# Accepted



## KaterinaWard

Hi everyone,

Im trying to say:
And it is true, that taking into account Greece’s recent history, you can see why it would take time to create an environment in which immigration is embraced and welcomed by the majority. 

I have:
Και είναι αλήθεια ότι, λαμβάνοντας υπόψη την πρόσφατη ιστορία της Ελλάδας, μπορείτε να καταλάβετε γιατί μπορεί να θέλει χρόνο να δημιουργηθεί ένα περιβάλλον στον οποίο η μετανάστευση (αποδεχτεί ??)

I am having trouble with the conjugation of αποδέχομαι. Can anybody help?


----------



## velisarius

"...η φιλοξενία μεταναστών θα γινόταν θερμά δεκτή από την πλειοψηφία." I think μετανάστευση might also mean emmigration from Greece.


----------



## Perseas

KaterinaWard said:


> ..........γιατί μπορεί να θέλει χρόνο να δημιουργηθεί ένα περιβάλλον στον οποίο η μετανάστευση (αποδεχτεί ??)
> 
> I am having trouble with the conjugation of αποδέχομαι. Can anybody help?


I like velisarius' suggestion, and this is mine:

...στο οποίο οι μετανάστες θα τυγχάνουν θερμής υποδοχής από την πλειοψηφία.


----------



## Tassos

Somewhat unrelated to what you are asking but if it's a written piece, I'd say that using twice the verb μπορώ in very close proximity, indicates poor use of the language. So, although correct, you may like to substitute one of the μπορείτε and μπορεί in the
_μπορείτε να καταλάβετε γιατί μπορεί να θέλει χρόνο _with something similar like
_είναι δυνατό να καταλάβετε γιατί μπορεί να θέλει χρόνο....
μπορείτε να καταλάβετε γιατί ισως να χρειάζεται χρόνος για να...._


----------



## cougr

Would it sound too ambiguous if it were expressed as:

.......στο οποίο γινόταν αποδεκτή από την πλειοψηφία η μετανάστευση προς την Ελλάδα .

.......όπου η πλειοψηφία θα ενστερνιζόταν την μετανάστευση προς την Ελλάδα.


----------



## KaterinaWard

Thanks everyone!


----------



## Andrious

By the way, an error that most people do is using the word "πλειοψηφία" (which goes for "ψήφους"=votes) instead of "πλειονότητα". However, it´s so common that it´s not considered an error like for example if you wrote "πλυοψηφία".


----------



## cougr

Andrious said:


> By the way, an error that most people do is using the word "πλειοψηφία" (which goes for "ψήφους"=votes) instead of "πλειονότητα". However, it´s so common that it´s not considered an error like for example if you wrote "πλυοψηφία".
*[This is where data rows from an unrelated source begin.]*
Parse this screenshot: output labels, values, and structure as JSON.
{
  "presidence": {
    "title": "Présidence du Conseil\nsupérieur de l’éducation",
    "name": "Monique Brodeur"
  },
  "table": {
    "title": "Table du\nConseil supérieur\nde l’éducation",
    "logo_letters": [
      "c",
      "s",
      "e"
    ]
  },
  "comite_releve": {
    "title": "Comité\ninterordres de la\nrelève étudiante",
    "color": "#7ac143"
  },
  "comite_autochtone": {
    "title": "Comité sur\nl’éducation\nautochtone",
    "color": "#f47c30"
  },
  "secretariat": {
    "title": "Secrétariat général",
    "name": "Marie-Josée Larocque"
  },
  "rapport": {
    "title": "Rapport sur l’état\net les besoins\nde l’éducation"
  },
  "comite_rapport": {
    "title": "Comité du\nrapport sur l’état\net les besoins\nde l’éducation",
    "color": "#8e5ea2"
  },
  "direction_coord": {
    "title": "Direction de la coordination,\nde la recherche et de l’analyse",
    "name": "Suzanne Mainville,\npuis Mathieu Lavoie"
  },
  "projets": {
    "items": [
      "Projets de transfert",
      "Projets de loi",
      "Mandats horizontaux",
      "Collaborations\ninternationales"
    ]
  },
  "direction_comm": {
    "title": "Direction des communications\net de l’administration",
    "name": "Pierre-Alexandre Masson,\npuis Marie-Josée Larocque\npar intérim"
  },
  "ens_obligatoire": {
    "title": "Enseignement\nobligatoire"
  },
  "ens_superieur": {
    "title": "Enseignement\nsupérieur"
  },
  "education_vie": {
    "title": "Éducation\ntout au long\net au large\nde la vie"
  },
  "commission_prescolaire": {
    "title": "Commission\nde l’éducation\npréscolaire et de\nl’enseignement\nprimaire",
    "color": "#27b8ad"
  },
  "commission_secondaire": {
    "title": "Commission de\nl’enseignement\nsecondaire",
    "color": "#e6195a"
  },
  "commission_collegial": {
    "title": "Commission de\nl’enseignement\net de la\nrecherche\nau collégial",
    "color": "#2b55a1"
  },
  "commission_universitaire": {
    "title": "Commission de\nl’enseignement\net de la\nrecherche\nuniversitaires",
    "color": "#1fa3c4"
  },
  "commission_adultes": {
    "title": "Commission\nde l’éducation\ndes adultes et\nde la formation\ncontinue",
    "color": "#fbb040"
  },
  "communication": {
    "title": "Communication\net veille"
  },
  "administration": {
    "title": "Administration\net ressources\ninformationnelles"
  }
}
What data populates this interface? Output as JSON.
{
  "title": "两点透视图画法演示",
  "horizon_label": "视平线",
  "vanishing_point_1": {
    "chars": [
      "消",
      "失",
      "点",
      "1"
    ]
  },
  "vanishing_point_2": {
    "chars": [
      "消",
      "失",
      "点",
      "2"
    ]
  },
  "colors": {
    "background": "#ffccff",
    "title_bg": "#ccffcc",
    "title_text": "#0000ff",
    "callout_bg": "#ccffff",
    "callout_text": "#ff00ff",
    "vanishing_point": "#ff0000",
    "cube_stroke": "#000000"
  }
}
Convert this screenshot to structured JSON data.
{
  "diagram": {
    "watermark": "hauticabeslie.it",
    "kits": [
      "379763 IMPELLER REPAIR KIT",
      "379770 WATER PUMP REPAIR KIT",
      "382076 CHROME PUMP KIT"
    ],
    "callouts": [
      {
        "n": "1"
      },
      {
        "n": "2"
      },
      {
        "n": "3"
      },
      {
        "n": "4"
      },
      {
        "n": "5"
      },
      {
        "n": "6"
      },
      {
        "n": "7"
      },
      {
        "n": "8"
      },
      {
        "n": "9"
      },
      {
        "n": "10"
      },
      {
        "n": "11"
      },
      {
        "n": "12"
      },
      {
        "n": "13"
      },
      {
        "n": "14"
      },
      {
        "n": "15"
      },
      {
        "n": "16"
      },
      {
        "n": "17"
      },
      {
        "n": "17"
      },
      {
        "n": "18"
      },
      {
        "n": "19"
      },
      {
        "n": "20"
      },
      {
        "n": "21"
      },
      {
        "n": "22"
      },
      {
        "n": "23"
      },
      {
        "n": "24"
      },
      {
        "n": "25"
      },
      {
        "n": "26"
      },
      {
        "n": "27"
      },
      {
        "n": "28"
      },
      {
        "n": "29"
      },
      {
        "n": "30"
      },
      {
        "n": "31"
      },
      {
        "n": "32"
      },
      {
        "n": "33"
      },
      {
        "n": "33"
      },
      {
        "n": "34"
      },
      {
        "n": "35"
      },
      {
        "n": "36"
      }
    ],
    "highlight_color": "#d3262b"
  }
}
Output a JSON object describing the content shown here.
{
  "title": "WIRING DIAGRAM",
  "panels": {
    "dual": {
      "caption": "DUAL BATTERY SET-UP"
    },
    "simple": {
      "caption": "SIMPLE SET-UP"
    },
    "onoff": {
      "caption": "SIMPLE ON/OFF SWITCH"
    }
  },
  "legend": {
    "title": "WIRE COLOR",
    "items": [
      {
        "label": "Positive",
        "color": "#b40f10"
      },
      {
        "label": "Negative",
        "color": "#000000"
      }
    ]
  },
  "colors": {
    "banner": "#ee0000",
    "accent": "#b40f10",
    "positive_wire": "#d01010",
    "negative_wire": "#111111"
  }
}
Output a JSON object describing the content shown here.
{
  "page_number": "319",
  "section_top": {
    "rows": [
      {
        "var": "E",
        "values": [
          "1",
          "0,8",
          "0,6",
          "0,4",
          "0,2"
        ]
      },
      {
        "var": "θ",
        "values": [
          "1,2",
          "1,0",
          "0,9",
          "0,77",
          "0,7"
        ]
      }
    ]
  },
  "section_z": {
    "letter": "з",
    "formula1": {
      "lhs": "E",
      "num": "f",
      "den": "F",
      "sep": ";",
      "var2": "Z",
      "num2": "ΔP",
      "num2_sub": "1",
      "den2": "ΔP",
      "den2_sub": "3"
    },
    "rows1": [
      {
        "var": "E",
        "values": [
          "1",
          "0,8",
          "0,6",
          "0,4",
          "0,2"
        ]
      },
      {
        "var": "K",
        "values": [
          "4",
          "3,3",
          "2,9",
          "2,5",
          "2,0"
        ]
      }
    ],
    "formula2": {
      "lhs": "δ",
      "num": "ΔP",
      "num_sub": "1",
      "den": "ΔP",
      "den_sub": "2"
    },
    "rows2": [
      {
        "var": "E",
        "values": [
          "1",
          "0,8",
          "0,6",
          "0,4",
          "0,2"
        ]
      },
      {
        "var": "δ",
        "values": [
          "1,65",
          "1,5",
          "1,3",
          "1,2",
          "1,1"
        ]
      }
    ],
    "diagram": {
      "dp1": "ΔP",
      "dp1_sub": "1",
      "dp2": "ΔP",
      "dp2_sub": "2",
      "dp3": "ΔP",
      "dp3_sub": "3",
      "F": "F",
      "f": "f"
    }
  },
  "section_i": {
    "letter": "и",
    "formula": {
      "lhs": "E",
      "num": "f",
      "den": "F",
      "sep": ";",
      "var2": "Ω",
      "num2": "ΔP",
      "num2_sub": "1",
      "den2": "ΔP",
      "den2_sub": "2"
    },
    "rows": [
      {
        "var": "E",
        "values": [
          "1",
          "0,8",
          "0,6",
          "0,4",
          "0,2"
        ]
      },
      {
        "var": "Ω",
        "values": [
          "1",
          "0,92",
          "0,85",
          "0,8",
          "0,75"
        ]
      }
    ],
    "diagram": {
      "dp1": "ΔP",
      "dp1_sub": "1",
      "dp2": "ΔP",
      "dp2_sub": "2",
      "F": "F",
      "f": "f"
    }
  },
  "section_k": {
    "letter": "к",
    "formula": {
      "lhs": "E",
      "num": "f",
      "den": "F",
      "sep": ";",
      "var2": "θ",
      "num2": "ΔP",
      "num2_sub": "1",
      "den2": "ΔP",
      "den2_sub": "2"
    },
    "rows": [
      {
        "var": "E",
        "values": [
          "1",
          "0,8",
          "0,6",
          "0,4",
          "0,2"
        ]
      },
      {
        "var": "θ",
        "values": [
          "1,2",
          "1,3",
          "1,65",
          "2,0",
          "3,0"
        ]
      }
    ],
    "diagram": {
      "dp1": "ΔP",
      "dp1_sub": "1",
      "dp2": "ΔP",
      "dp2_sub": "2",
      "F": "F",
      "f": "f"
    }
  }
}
I blame Τριανταφυλλίδη  who defines it (def.3) as _the greater number or greater percentage in relation to a set/total_, without any reference in this case to votes or voters.


----------



## Andrious

Well, Τριανταφυλλίδης is one of "most people"! Like I said, it's not considered an error cause almost everyone uses this word for both above meanings.


----------